SSMT consists of a pipeline of steps: (i) first the spoken utterance is converted into text (ASR), (ii) then the produced text is translated into the target language text (MT), and (iii) finally, the translated text is rendered into speech (TTS).
SSMT poses several challenges, however: (a) each of the ASR-MT-TTS can introduce errors, albeit small; (b) the text of the ASR may be disfluent, i.e. have non-linguistic elements like “uhh”, “umm” etc. ; (c) the tone and accent of English varies from region to region in India; (d) word order changes from English to Indian languages; (e) speakers mix languages like Hinglish (Hindi + English), Banglish (Bengali + English), Tanglish (Tamil + English), etc. ; (f) finally, the appearance of text and speech must be synchronized – the so-called lip synchronization problem.

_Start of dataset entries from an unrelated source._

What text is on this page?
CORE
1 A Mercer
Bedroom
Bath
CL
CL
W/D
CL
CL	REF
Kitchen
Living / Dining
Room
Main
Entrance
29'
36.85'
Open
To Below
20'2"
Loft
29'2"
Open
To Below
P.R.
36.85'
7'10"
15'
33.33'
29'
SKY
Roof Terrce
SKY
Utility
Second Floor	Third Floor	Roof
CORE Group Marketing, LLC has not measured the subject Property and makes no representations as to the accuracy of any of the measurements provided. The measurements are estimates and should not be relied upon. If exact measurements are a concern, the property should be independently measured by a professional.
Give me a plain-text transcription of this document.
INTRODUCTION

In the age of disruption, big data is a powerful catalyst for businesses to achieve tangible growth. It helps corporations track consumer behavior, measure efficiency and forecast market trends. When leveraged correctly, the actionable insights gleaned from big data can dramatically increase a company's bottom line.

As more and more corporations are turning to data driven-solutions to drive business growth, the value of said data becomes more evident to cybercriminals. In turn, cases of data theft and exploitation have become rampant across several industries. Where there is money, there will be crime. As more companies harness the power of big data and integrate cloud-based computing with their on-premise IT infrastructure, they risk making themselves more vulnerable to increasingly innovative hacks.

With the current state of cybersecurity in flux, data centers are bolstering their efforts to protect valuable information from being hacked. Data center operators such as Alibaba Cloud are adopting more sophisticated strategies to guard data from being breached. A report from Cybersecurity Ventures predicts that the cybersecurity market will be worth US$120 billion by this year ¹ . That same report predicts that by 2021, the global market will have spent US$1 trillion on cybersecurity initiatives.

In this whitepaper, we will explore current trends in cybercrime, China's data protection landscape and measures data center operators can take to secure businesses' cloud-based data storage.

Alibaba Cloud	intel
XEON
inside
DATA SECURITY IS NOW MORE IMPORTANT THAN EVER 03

The good part is that a machine would do most of the translation efficiently. A little effort is required to manually review and modify the output at various stages of the pipeline. This has been tested through the implementation of the SSMT pipeline by said consortium, and it is envisioned that this hybrid approach can reduce the entirely manual translation effort by almost 75%.
The achievement of SSMT is poised to make available a wealth of digital learning content in many Indian languages, thus enhancing the accessibility of such content. Further, moving forward, if proper machine learning and AI models are built on them, such a system can also interactively respond to learners’ queries in their own language. Certainly, the future looks bright with the development of these applications and aim to minimize the learning gap, especially in Indian languages.
Editor’s Note: This is part of the special Lab Stories feature we are bringing to you.